An LLM agent that role-plays realistic users, generating diverse queries and intents that require tool invocation across varying complexity levels.

Tool-Calling Assistant

The agent under training that interprets user requests and selects/invokes the appropriate tools/APIs; this is the model iteratively improved by the closed loop.

MCP Server

A Model Context Protocol server that simulates or executes tool calls and returns responses, providing the environment feedback used to verify trajectory correctness.

GRPO with gated rewards

Group Relative Policy Optimization variant where rewards are gated by verification signals, ensuring only correct/verified trajectories reinforce desired tool-use behavior.

Closed self-evolution loop

The overall orchestration mechanism that cycles between data synthesis, RL training, and regeneration of higher-quality data targeting capability gaps, enabling autonomous continual improvement.

Results

Metric/Benchmark Baseline This Paper Delta
BFCL accuracy (32B model) 19.8% (base model) 70.9% (InfTool-trained) +258% relative (+51.1 pts absolute)
Model scale efficiency Models ~10x larger 32B InfTool model Surpasses larger models
Comparison to proprietary SOTA Claude-Opus 32B InfTool model Rivals/comparable accuracy

Key Takeaways

  • High-quality tool-use training data can be generated entirely autonomously via multi-agent role-play, eliminating the need for expensive human annotation of trajectories
  • Closing the loop between synthetic data generation and RL training (GRPO) enables compounding self-improvement, where each iteration targets the model's current weaknesses
  • A well-designed synthetic data and training pipeline can let a mid-sized (32B) model match or exceed the tool-calling performance of much larger or proprietary models like Claude-Opus
  • Teams building agentic systems should consider MCP-based simulated tool environments as a scalable substitute for real API access when generating training/verification data

Abstract

Enabling Large Language Models (LLMs) to reliably invoke external tools remains a critical bottleneck for autonomous agents.
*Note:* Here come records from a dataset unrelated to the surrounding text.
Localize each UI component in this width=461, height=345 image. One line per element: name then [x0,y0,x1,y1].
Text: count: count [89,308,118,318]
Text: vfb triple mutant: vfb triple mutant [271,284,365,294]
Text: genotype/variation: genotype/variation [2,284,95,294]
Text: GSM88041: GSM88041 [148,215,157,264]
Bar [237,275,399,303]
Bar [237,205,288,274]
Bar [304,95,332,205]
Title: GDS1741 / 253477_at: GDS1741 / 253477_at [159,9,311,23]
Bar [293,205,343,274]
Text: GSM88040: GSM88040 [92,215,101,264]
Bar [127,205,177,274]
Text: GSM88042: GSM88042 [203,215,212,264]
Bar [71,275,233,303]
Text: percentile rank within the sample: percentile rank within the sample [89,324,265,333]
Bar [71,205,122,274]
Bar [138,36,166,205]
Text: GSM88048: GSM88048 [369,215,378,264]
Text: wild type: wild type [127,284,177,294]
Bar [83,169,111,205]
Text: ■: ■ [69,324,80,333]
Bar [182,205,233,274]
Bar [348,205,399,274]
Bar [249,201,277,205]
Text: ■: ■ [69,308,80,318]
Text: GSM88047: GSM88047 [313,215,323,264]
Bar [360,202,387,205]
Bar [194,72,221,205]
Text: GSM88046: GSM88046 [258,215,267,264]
Existing approaches suffer from three fundamental challenges: expensive human annotation for high-quality trajectories, poor generalization to unseen tools, and quality ceilings inherent in single-model synthesis that perpetuate biases and coverage gaps. We introduce InfTool, a fully autonomous framework that breaks these barriers through self-evolving multi-agent synthesis. Given only raw API specifications, InfTool orchestrates three collaborative agents (User Simulator, Tool-Calling Assistant, and MCP Server) to generate diverse, verified trajectories spanning single-turn calls to complex multi-step workflows. The framework establishes a closed loop: synthesized data trains the model via Group Relative Policy Optimization (GRPO) with gated rewards, the improved model generates higher-quality data targeting capability gaps, and this cycle iterates without human intervention. Experiments on the Berkeley Function-Calling Leaderboard (BFCL) demonstrate that InfTool transforms a base 32B model from 19.8% to 70.9% accuracy (+258%), surpassing models 10x larger and rivaling Claude-Opus, and entirely from synthetic data without human annotation.

Generated from available metadata and abstract on 2026-07-14 using Claude.